Ganz wie Du magst, nach dem Mixen wird von Kohlensäure nichts bemerkbar bleiben.
Ansonsten: lieber Stilles Wasser!

Liebe Grüße!
Carlos

Hallo Carlos,

als absoluter Anfänger (ich habe gerade erst meine Hochleistungsmaschine bestellt) habe ich jetzt mal euere Anfängerrezepte durchgelesen und stoße auf ein Problem: bei den Rezepten steht überall: Wasser nach Bedarf. Ich überlege: 1 Eßlöffel? 1 Tasse? 1 Liter? Die Mengenangabe "nach Bedarf" ist zunächst absolut suspekt. Man kann später ja weniger Wasser nehmen oder mehr, aber weniger/mehr von was?

Und wenn dortsteht, dass man zunächst nur "wenig" Wasser nehmen soll, damit der Smoothie sämig wird, ist "wenig" dann 1 Eßlöffel? Oder weniger?

Würde mich einfach mal interessieren, bevor ich loslege und den ersten Smoothie ersäufe ;-).

Grüße von Petra

Carlos

Hi Petra!

Deine Überlegungen bzgl. des Wassers werden beantwortet, wenn Du zum ersten Mal selber mixt. Dann nämlich erübrigt sich die Frage nach dem „wie viel“, weil Du es dann ganz einfach siehst und schmeckst (testest).

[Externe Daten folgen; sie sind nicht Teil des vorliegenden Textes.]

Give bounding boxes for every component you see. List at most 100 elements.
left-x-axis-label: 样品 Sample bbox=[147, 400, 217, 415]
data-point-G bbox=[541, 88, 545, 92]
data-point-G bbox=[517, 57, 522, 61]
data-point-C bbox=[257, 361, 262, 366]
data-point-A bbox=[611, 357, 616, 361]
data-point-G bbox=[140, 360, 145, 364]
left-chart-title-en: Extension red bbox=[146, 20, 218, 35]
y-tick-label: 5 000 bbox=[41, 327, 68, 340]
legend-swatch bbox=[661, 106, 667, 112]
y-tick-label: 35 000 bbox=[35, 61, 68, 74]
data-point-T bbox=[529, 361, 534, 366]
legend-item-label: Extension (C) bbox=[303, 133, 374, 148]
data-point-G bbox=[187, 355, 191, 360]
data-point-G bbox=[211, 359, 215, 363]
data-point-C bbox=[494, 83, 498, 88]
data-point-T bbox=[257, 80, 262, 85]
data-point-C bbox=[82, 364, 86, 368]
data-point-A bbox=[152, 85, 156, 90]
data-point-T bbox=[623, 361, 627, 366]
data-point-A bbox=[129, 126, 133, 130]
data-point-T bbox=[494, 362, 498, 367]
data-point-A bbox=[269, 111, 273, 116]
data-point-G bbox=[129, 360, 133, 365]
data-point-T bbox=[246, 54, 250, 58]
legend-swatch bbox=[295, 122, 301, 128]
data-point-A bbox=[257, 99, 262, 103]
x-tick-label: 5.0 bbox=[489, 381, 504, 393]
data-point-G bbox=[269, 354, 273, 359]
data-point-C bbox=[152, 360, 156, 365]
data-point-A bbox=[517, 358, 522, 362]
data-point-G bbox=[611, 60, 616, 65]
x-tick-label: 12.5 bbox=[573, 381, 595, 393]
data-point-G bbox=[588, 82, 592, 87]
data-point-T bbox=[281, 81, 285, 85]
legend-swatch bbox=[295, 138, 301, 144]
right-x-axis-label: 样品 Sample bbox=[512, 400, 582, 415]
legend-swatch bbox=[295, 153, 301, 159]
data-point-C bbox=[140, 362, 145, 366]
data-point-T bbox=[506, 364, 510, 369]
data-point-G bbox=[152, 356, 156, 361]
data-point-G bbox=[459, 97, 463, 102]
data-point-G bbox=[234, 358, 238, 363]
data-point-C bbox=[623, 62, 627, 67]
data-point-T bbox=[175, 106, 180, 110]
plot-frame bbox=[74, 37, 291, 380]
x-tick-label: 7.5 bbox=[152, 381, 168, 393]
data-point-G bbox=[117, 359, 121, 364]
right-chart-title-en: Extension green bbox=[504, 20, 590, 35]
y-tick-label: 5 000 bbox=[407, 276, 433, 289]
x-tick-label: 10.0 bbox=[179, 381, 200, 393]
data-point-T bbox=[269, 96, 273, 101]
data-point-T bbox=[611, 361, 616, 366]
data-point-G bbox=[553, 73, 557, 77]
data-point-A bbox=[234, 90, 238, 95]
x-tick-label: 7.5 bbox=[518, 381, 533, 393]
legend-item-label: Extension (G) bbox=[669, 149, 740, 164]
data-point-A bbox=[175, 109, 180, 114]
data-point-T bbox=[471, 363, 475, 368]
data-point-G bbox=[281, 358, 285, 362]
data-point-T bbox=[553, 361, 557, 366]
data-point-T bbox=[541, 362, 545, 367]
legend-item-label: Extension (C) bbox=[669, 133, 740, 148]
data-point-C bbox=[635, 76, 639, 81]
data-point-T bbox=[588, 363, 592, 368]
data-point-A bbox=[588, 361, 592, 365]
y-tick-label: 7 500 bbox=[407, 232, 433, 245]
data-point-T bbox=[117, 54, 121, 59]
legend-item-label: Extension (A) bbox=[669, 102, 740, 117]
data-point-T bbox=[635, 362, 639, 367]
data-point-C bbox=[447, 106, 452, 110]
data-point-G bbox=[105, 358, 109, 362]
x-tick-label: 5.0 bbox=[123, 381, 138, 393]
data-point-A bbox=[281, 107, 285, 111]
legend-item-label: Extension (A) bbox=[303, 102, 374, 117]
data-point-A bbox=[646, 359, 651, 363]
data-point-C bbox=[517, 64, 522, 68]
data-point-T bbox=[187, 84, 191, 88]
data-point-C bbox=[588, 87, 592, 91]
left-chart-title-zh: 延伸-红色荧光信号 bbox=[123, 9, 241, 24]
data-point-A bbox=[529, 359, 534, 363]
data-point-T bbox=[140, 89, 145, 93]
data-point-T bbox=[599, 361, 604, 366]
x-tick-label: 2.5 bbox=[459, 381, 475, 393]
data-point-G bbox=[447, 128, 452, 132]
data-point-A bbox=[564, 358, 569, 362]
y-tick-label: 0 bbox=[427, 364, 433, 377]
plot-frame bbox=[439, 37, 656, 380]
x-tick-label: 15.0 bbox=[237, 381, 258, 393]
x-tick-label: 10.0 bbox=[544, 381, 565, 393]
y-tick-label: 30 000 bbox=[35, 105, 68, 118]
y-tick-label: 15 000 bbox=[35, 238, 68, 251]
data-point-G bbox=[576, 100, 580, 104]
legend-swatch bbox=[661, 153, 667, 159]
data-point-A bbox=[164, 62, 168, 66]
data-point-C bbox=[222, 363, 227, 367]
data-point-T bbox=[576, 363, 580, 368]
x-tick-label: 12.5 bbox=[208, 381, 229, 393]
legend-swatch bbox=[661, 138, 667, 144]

Insofern: „Wenig“ Wasser bedeutet ganz einfach soviel Wasser wie zunächst nötig ist, um das Mixgut optimal zu „greifen“ und zu schreddern. Dann kannst Du unmittelbar Flüssigkeit nachkippen und „feinjustieren“. „Wenig“ bedeutet also ungefähr: schütte soviel Wasser in den Mixer, dass die Flüssigkeit deutlich über die Messer reicht. Alles andere findest Du einfach selbst heraus!

Viel Spaß dabei!
Carlos

Hi, mein obiges Kommentar kann gelöscht werden. Habe eure Wasser-Reihe gefunden und gelesen.

Besten Dank.

Carlos

Jetzt hab ich Dir geantwortet, bevor ich das gelesen habe ...
Doppelt gemoppelt 😉
Carlos

Hi,

darf ich Fragen was gegen ungefiltertes Leitungswasser spricht? Dachte immer, dass das deutsche Leitungswasser eins der strengsten kontrollierten Lebensmittel überhaupt wäre - und 'besser' als gekauftes stilles Wasser.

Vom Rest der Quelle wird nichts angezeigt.